En directa relación con la invención de la etiqueta indígena/comunista, encontramos el tercer hecho: el terror contenido en las representaciones de lo indígena, re-construidas y difundidas en la mayor parte de los medios de prensa y la producción literaria inmediata a la matanza, lo que constituye un elemento central en la gestación del imaginario social  cultural dominante.

Diversas investigaciones demuestran que en los diarios más afines al gobierno y a los grupos hegemónicos salvadoreños, como El Día y La Prensa, abundaban las “descripciones de crueldad y violencia consistentes con las pesadillas mestizas del supuesto salvajismo indígena”,  que posicionaban en el sentido común las imágenes de indios/borrachos, o de indios/terroristas/comunistas que atacaban los cuarteles, aduanas, y a los policías les sacaban “los ojos, colocándoles cabos de puro en los huecos sangrientos”. [52]

El terror asociado con los indígenas se convierte en una poderosa matriz productora de discursos dirigidos a una población urbana no-indígena (ladinos, “blancos”, élites políticas y económicas), de tal suerte que al referirse a las víctimas de la rebelión las descripciones se realizaban “puñalada por puñalada, violación por violación, con lujo de detalles, individualizando a cada una de las víctimas”, mientras que la muerte de indígenas y campesinos -la mayoría de quienes fueron asesinados por el terror de Estado- se informaba de modo muy general, con frases como “se incinera gran cantidad de cadáveres de comunistas en todos los lugares en donde fueron reprimidos los levantamientos”.[53]

Lo mismo se aprecia en los relatos oficiales de la masacre, como el libro Los sucesos comunistas en El Salvador, comisionado por el gobierno del general Hernández Martínez al periodista Joaquín Méndez, y cuyo empeño narrativo está orientado a reproducir las imágenes y estereotipos del terror, y a darle forma material –con evidente intención política- a la pesadilla indígena y comunista de la oligarquía y las clases medias salvadoreñas. En esta obra, como lo explica Lindo Fuentes, son frecuentes “las historias de hordas de individuos descontrolados que recorrían las calles principales de los pueblos blandiendo machetes y gritando ‘viva el Socorro Rojo Internacional”; las expresiones del tipo “raza conquistada”, que reflejan hondos prejuicios culturales; o representaciones de los indígenas como “criaturas fanáticas, a veces mansos y a veces salvajes, siempre deseando poseer a la mujer ladina”.[54]
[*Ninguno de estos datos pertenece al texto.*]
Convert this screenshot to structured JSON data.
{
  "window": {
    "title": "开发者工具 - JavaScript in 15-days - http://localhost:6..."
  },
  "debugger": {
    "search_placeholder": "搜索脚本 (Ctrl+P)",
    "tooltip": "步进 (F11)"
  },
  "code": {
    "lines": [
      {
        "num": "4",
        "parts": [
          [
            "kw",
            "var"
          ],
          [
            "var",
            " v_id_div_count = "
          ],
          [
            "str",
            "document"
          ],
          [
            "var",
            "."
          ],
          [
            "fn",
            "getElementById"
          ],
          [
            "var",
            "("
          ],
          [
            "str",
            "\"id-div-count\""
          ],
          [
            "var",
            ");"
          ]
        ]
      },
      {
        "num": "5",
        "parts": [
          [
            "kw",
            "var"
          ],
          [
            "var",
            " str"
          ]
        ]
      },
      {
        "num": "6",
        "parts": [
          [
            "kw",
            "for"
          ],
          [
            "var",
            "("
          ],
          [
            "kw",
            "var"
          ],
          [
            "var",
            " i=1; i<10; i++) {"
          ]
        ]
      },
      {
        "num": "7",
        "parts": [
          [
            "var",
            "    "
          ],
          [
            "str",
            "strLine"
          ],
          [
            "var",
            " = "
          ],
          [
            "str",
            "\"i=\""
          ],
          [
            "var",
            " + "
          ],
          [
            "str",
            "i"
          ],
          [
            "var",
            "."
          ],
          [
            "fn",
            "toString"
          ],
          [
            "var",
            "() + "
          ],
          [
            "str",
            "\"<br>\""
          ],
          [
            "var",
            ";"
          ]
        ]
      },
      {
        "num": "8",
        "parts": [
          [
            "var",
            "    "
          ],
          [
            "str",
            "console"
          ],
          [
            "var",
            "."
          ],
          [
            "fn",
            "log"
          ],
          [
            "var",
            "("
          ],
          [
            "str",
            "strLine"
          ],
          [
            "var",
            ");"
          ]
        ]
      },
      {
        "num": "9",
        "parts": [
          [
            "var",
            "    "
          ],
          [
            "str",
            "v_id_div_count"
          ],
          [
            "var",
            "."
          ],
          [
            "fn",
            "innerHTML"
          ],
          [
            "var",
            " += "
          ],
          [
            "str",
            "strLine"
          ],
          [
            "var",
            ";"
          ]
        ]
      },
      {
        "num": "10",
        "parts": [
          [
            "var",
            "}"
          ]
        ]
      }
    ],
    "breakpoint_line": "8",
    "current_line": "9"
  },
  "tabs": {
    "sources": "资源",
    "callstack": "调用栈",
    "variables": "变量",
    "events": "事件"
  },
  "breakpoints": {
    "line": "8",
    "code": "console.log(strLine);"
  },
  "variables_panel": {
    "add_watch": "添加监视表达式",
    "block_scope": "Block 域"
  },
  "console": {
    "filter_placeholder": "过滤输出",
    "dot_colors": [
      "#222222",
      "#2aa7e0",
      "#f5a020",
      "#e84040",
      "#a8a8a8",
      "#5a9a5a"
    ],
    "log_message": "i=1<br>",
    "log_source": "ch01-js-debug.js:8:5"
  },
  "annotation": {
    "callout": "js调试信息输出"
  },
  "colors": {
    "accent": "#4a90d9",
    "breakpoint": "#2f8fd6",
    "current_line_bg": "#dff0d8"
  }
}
En otro escenario geográfico y político-cultural, como la Guatemala de 1946 gobernada por Juan José Arévalo, el terror indígena/comunista fue utilizado una vez más como herramienta de manipulación política. En momentos en que el gobierno avanzaba en sus reformas políticas y legales, orientadas a crear y consolidar mayores libertades para la población, la derecha opositora echó mano del expediente étnico y del inicio de la Guerra Fría, y encargó a Jorge Schlesinger la redacción de un libro donde los acontecimientos de 1932 en El Salvador fuesen presentados como una moraleja para la sociedad guatemalteca, mayoritariamente indígena pero dominada por la élite blanca y ladina.  Así, en su libelo Revolución Comunista. ¿Guatemala en peligro...?, Schlesinger difunde entre el público de su país la imagen de los indígenas como una amenaza inminente para la estabilidad social y cultural de la nación blanca:

“En los corazones de la raza vencida y humillada, germinan los sentimientos de odio y de venganza, y al sonar la hora de las reivindicaciones, desaparece la cultura efímera que ha cubierto con un barniz superficial los instintos bárbaros y salvajes; entonces se presenta en toda su ferocidad, el indio cruel de antaño, y su machete afilado siega vidas y destruye bienes.”[55]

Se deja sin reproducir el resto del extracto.